Well, that was a matter that was very easily ascertained. Already Hubbard had taken a stride towards the door that led to the cellar.
But he did not reach the door. A footstep was heard behind it and the turning of a key, and Esdaile entered. In one hand he carried a stone jar of Dutch curaçao. In the other, arrestively out of place in the spring sunshine, its flame a dingy orange and its little spiral of greasy smoke fouling the air, he held a lighted candle in a flat tin stick.
V
For a moment we all gazed stupidly at that jar and candle; but the next moment our eyes were fastened on Philip's face.

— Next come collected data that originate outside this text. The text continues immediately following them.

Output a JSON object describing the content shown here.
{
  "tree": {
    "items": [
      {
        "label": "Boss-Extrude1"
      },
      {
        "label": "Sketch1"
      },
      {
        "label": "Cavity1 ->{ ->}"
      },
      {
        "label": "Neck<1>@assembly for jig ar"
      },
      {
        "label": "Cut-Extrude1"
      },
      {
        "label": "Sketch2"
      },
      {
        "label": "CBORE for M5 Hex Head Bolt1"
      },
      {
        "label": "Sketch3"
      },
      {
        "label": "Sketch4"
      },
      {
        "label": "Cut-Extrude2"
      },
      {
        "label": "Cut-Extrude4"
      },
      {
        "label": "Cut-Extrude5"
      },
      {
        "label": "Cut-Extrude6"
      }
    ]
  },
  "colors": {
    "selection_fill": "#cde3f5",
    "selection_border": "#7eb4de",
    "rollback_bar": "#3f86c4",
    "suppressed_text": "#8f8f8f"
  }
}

Now ordinarily Esdaile's face, clean-shaven since 1914, is quite a pleasant one to look at, lightly browned, and with the savor of the sea still lingering about it. Nor was it noticeably pale now. Indeed, you might have said that some inner excitation made it not pale at all. But there was no disguising the strained tenseness of it. At the same time he was obviously attempting such a disguise. His features were set in a would-be-easy smile, but the smile stopped at his eyes. These blinked, though possibly at the sudden brightness after the obscurity below. And he spoke without pause or preliminary, as if rehearsing something he had had time to get letter-perfect but not to make entirely and naturally his own.
"Did you think I was never coming up?" The mechanical smile was turned on us all in turn. "I suppose I have been rather a long time. Just wool-gathering. I apologize to everybody. Where are the liqueur-glasses?"
There was a dead silence. Was it possible that he had heard nothing, knew nothing of what had occurred?